Quirk miró a Belson.
—Spenser dice que el chico ya estaba muerto cuando llegó a las tres y cuarto, y que la sangre estaba ya pegajosa y la piel fría —dijo Belson.
El ayudante del forense dijo:
—Eso parece correcto, pero, por lo que veo, podría haber sido incluso un par de horas antes.
Quirk asintió.
—Bien, gracias, Manny. —Y luego a los dos camilleros con sus batas blancas—: Ya pueden llevárselo.
Colocaron a Dennis Powell encima de la camilla. El rígor mortis ya había empezado, y resultaba difícil de manejar. Le pusieron los brazos estirados a los costados, le juntaron los tobillos, lo envolvieron con una lona impermeable y lo sujetaron con correas a la camilla. Luego se lo llevaron. Tuvieron que incorporarlo para que pasara por la puerta del piso, y, cuando lo hicieron, la parte superior del cuerpo quedó colgando de las correas. Terry emitió un sonido ahogado y apartó la vista. La camilla bajó traqueteando por las escaleras hacia la ambulancia. Empezaron a aparecer los primeros curiosos. Los dos polis del coche patrulla que habían aparecido en primer lugar los mantuvieron alejados de la puerta. Un hombre bajito y gordo, con un abrigo largo azul al que le faltaba un botón, entró después de dejar salir la camilla.
—Nada, teniente. Nadie ha oído nada, nadie ha visto nada, nadie sabe nada. De todos modos, la mitad son unos putos maricones.
—¡Dios mío! —exclamó Quirk—, limítate a informarme, no me expliques la vida sexual de los testigos.
—Vale, teniente. Pero es que me imaginaba que, como son maricones, igual su palabra no vale nada.
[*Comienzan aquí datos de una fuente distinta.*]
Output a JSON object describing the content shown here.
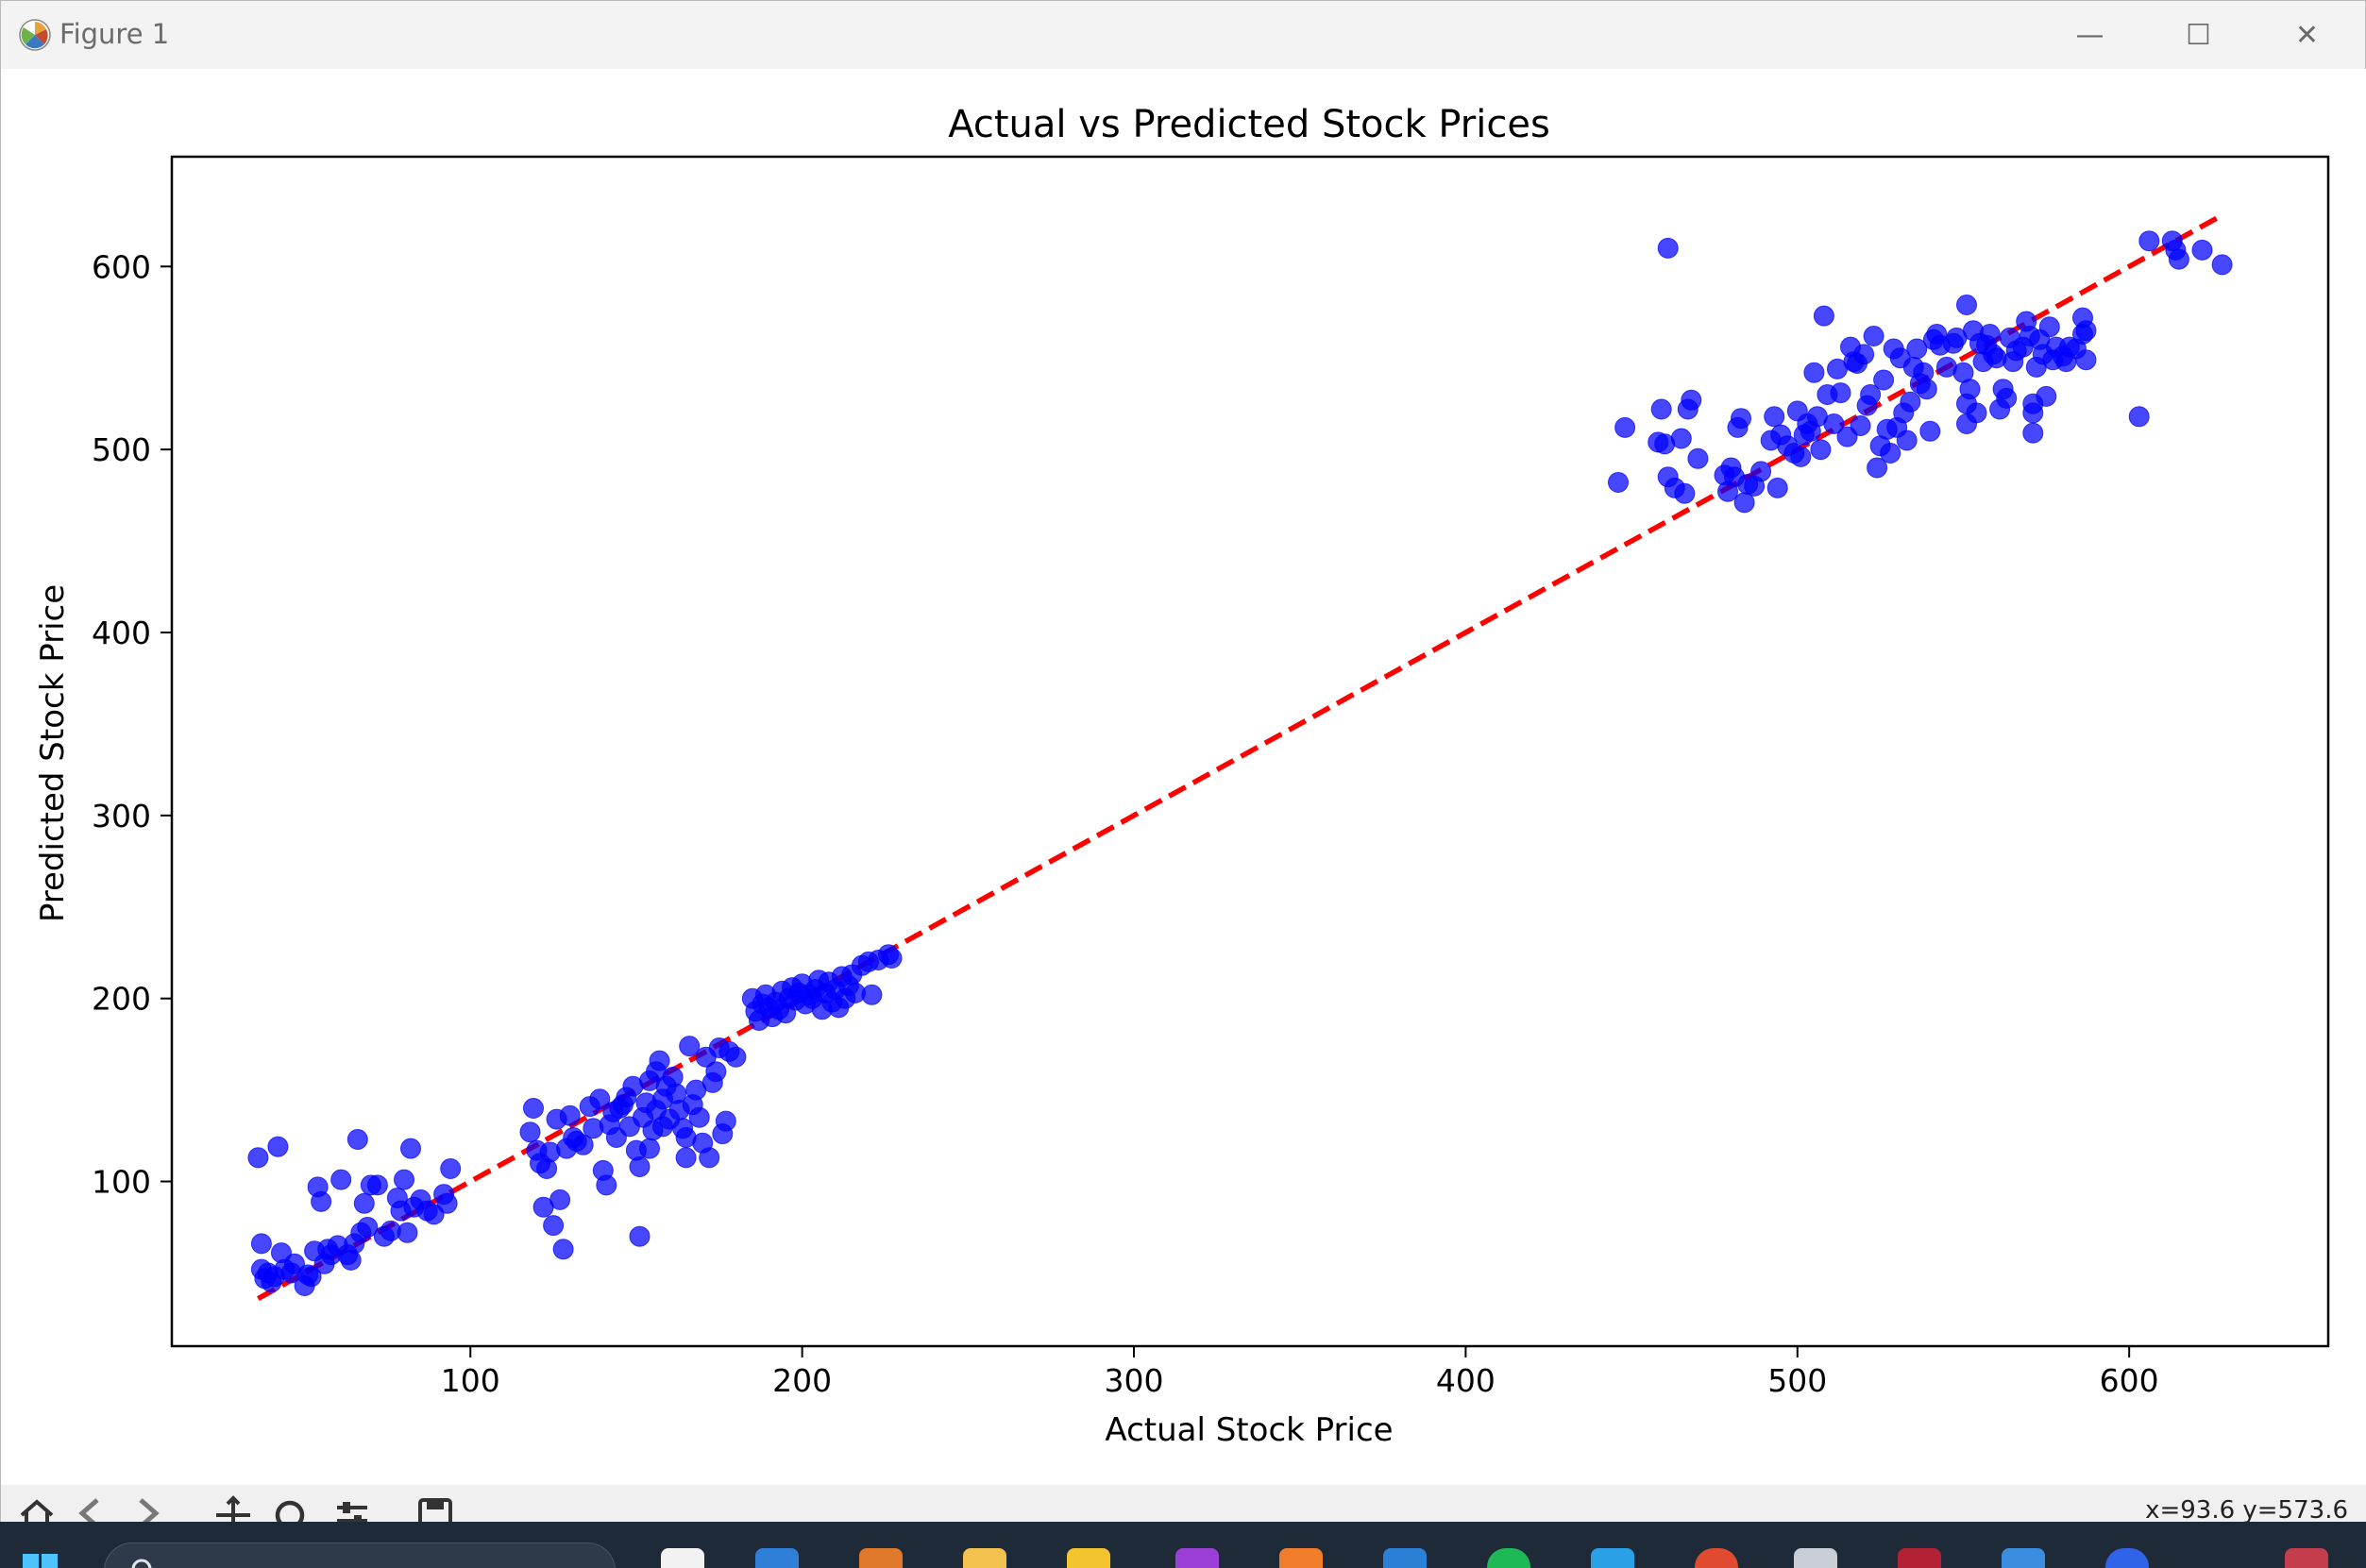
{
  "window": {
    "title": "Figure 1",
    "minimize_glyph": "—",
    "maximize_glyph": "☐",
    "close_glyph": "✕"
  },
  "statusbar": {
    "coords": "x=93.6 y=573.6"
  },
  "toolbar": {
    "icons": [
      "home-icon",
      "back-icon",
      "forward-icon",
      "pan-icon",
      "zoom-icon",
      "configure-subplots-icon",
      "save-icon"
    ]
  },
  "chart_data": {
    "type": "scatter",
    "title": "Actual vs Predicted Stock Prices",
    "xlabel": "Actual Stock Price",
    "ylabel": "Predicted Stock Price",
    "xlim": [
      10,
      660
    ],
    "ylim": [
      10,
      660
    ],
    "xticks": [
      100,
      200,
      300,
      400,
      500,
      600
    ],
    "yticks": [
      100,
      200,
      300,
      400,
      500,
      600
    ],
    "grid": false,
    "point_color": "#0000ff",
    "line_color": "#ff0000",
    "reference_line": {
      "x": [
        36,
        628
      ],
      "y": [
        36,
        628
      ],
      "style": "dashed"
    },
    "points": [
      [
        36,
        113
      ],
      [
        37,
        66
      ],
      [
        37,
        52
      ],
      [
        38,
        47
      ],
      [
        39,
        50
      ],
      [
        40,
        45
      ],
      [
        41,
        48
      ],
      [
        42,
        119
      ],
      [
        43,
        61
      ],
      [
        44,
        52
      ],
      [
        46,
        50
      ],
      [
        47,
        55
      ],
      [
        50,
        43
      ],
      [
        51,
        49
      ],
      [
        52,
        48
      ],
      [
        53,
        62
      ],
      [
        54,
        97
      ],
      [
        55,
        89
      ],
      [
        56,
        55
      ],
      [
        57,
        63
      ],
      [
        58,
        60
      ],
      [
        60,
        65
      ],
      [
        61,
        101
      ],
      [
        63,
        60
      ],
      [
        64,
        57
      ],
      [
        65,
        66
      ],
      [
        66,
        123
      ],
      [
        67,
        72
      ],
      [
        68,
        88
      ],
      [
        69,
        75
      ],
      [
        70,
        98
      ],
      [
        72,
        98
      ],
      [
        74,
        70
      ],
      [
        76,
        73
      ],
      [
        78,
        91
      ],
      [
        79,
        84
      ],
      [
        80,
        101
      ],
      [
        81,
        72
      ],
      [
        82,
        118
      ],
      [
        83,
        86
      ],
      [
        85,
        90
      ],
      [
        87,
        84
      ],
      [
        89,
        82
      ],
      [
        92,
        93
      ],
      [
        93,
        88
      ],
      [
        94,
        107
      ],
      [
        118,
        127
      ],
      [
        119,
        140
      ],
      [
        120,
        117
      ],
      [
        121,
        110
      ],
      [
        122,
        86
      ],
      [
        123,
        107
      ],
      [
        124,
        116
      ],
      [
        125,
        76
      ],
      [
        126,
        134
      ],
      [
        127,
        90
      ],
      [
        128,
        63
      ],
      [
        129,
        118
      ],
      [
        130,
        136
      ],
      [
        131,
        124
      ],
      [
        132,
        122
      ],
      [
        134,
        120
      ],
      [
        136,
        141
      ],
      [
        137,
        129
      ],
      [
        139,
        145
      ],
      [
        140,
        106
      ],
      [
        141,
        98
      ],
      [
        142,
        131
      ],
      [
        143,
        138
      ],
      [
        144,
        124
      ],
      [
        145,
        140
      ],
      [
        146,
        142
      ],
      [
        147,
        146
      ],
      [
        148,
        130
      ],
      [
        149,
        152
      ],
      [
        150,
        117
      ],
      [
        151,
        70
      ],
      [
        151,
        108
      ],
      [
        152,
        135
      ],
      [
        153,
        143
      ],
      [
        154,
        155
      ],
      [
        154,
        118
      ],
      [
        155,
        128
      ],
      [
        156,
        160
      ],
      [
        156,
        139
      ],
      [
        157,
        166
      ],
      [
        158,
        145
      ],
      [
        158,
        130
      ],
      [
        159,
        152
      ],
      [
        160,
        134
      ],
      [
        161,
        157
      ],
      [
        162,
        148
      ],
      [
        163,
        139
      ],
      [
        164,
        129
      ],
      [
        165,
        113
      ],
      [
        165,
        124
      ],
      [
        166,
        174
      ],
      [
        167,
        142
      ],
      [
        168,
        150
      ],
      [
        169,
        135
      ],
      [
        170,
        121
      ],
      [
        171,
        168
      ],
      [
        172,
        113
      ],
      [
        173,
        154
      ],
      [
        174,
        160
      ],
      [
        175,
        173
      ],
      [
        176,
        126
      ],
      [
        177,
        133
      ],
      [
        178,
        171
      ],
      [
        180,
        168
      ],
      [
        185,
        200
      ],
      [
        186,
        193
      ],
      [
        187,
        188
      ],
      [
        188,
        197
      ],
      [
        189,
        202
      ],
      [
        190,
        195
      ],
      [
        191,
        190
      ],
      [
        192,
        198
      ],
      [
        193,
        194
      ],
      [
        194,
        204
      ],
      [
        195,
        192
      ],
      [
        196,
        200
      ],
      [
        197,
        206
      ],
      [
        198,
        199
      ],
      [
        199,
        203
      ],
      [
        200,
        208
      ],
      [
        201,
        197
      ],
      [
        202,
        202
      ],
      [
        203,
        200
      ],
      [
        204,
        205
      ],
      [
        205,
        210
      ],
      [
        206,
        194
      ],
      [
        207,
        203
      ],
      [
        208,
        209
      ],
      [
        209,
        198
      ],
      [
        210,
        205
      ],
      [
        211,
        195
      ],
      [
        212,
        212
      ],
      [
        213,
        200
      ],
      [
        214,
        207
      ],
      [
        215,
        213
      ],
      [
        216,
        203
      ],
      [
        218,
        218
      ],
      [
        220,
        220
      ],
      [
        221,
        202
      ],
      [
        223,
        221
      ],
      [
        226,
        224
      ],
      [
        227,
        222
      ],
      [
        446,
        482
      ],
      [
        448,
        512
      ],
      [
        458,
        504
      ],
      [
        459,
        522
      ],
      [
        460,
        503
      ],
      [
        461,
        610
      ],
      [
        461,
        485
      ],
      [
        463,
        479
      ],
      [
        465,
        506
      ],
      [
        466,
        476
      ],
      [
        467,
        522
      ],
      [
        468,
        527
      ],
      [
        470,
        495
      ],
      [
        478,
        486
      ],
      [
        479,
        477
      ],
      [
        480,
        490
      ],
      [
        481,
        485
      ],
      [
        482,
        512
      ],
      [
        483,
        517
      ],
      [
        484,
        471
      ],
      [
        485,
        481
      ],
      [
        487,
        480
      ],
      [
        489,
        488
      ],
      [
        492,
        505
      ],
      [
        493,
        518
      ],
      [
        494,
        479
      ],
      [
        495,
        508
      ],
      [
        497,
        502
      ],
      [
        499,
        498
      ],
      [
        500,
        521
      ],
      [
        501,
        496
      ],
      [
        502,
        508
      ],
      [
        503,
        514
      ],
      [
        504,
        510
      ],
      [
        505,
        542
      ],
      [
        506,
        518
      ],
      [
        507,
        500
      ],
      [
        508,
        573
      ],
      [
        509,
        530
      ],
      [
        511,
        514
      ],
      [
        512,
        544
      ],
      [
        513,
        531
      ],
      [
        515,
        507
      ],
      [
        516,
        556
      ],
      [
        517,
        548
      ],
      [
        518,
        547
      ],
      [
        519,
        513
      ],
      [
        520,
        552
      ],
      [
        521,
        524
      ],
      [
        522,
        530
      ],
      [
        523,
        562
      ],
      [
        524,
        490
      ],
      [
        525,
        502
      ],
      [
        526,
        538
      ],
      [
        527,
        511
      ],
      [
        528,
        498
      ],
      [
        529,
        555
      ],
      [
        530,
        512
      ],
      [
        531,
        550
      ],
      [
        532,
        520
      ],
      [
        533,
        505
      ],
      [
        534,
        526
      ],
      [
        535,
        545
      ],
      [
        536,
        555
      ],
      [
        537,
        536
      ],
      [
        538,
        542
      ],
      [
        539,
        533
      ],
      [
        540,
        510
      ],
      [
        541,
        560
      ],
      [
        542,
        563
      ],
      [
        543,
        557
      ],
      [
        545,
        545
      ],
      [
        547,
        558
      ],
      [
        548,
        561
      ],
      [
        550,
        542
      ],
      [
        551,
        579
      ],
      [
        551,
        525
      ],
      [
        551,
        514
      ],
      [
        552,
        533
      ],
      [
        553,
        565
      ],
      [
        554,
        520
      ],
      [
        555,
        558
      ],
      [
        556,
        548
      ],
      [
        557,
        557
      ],
      [
        558,
        563
      ],
      [
        559,
        552
      ],
      [
        560,
        550
      ],
      [
        561,
        522
      ],
      [
        562,
        533
      ],
      [
        563,
        528
      ],
      [
        564,
        561
      ],
      [
        565,
        548
      ],
      [
        566,
        554
      ],
      [
        568,
        556
      ],
      [
        569,
        570
      ],
      [
        570,
        562
      ],
      [
        571,
        509
      ],
      [
        571,
        520
      ],
      [
        571,
        525
      ],
      [
        572,
        545
      ],
      [
        573,
        560
      ],
      [
        574,
        552
      ],
      [
        575,
        529
      ],
      [
        576,
        567
      ],
      [
        577,
        549
      ],
      [
        578,
        556
      ],
      [
        580,
        551
      ],
      [
        581,
        548
      ],
      [
        582,
        556
      ],
      [
        584,
        555
      ],
      [
        586,
        572
      ],
      [
        586,
        563
      ],
      [
        587,
        565
      ],
      [
        587,
        549
      ],
      [
        603,
        518
      ],
      [
        606,
        614
      ],
      [
        613,
        614
      ],
      [
        614,
        609
      ],
      [
        615,
        604
      ],
      [
        622,
        609
      ],
      [
        628,
        601
      ]
    ]
  }
}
Ya sabe lo pervertidos que son.
—No, no lo sé, y no quiero que me lo cuentes. Ve por ahí a preguntar. A ver qué puedes averiguar de esos dos. Intenta recordar que estás en homicidios, no en la brigada antivicio. Cuando quiera una lista de maricones, te lo haré saber.
El poli salió al momento y Quirk negó con la cabeza. Belson miraba el techo consumiendo la colilla del puro, que por entonces ya le llegaba a los labios.
—Llévalos a la comisaría, Frank —le ordenó Quirk a Belson—. Yo me ocupo de todo esto y luego voy.
Cuando salíamos del apartamento le dije a Belson:
—Todavía tengo el coche aparcado en doble fila ahí fuera. Déjeme sacarlo antes de que algún celoso guardia urbano haga que se lo lleve la grúa.
—¿Por qué no vienes detrás de mí al centro? —me propuso él—. Así no tendremos que llevarte luego a casa.
Yo asentí y sonreí.
—¿Ves? Ya sabía yo que tú no creías que lo hubiera hecho yo.
—Yo no creo nada —repuso él—. Pero así estarás cerca y podrás ocuparte de la chica.
Belson metió a Terry en el coche patrulla y arrancaron. Yo saqué el mio de detrás de otro coche de policía blanco y azul, con el escudo de la ciudad en un costado, y seguí el coche de Belson por Hemenway hasta Boylston, luego por Boylston hasta Clarendon, recto por Clarendon, y de allí subimos Stanhope Street Alley hacia la comisaría central.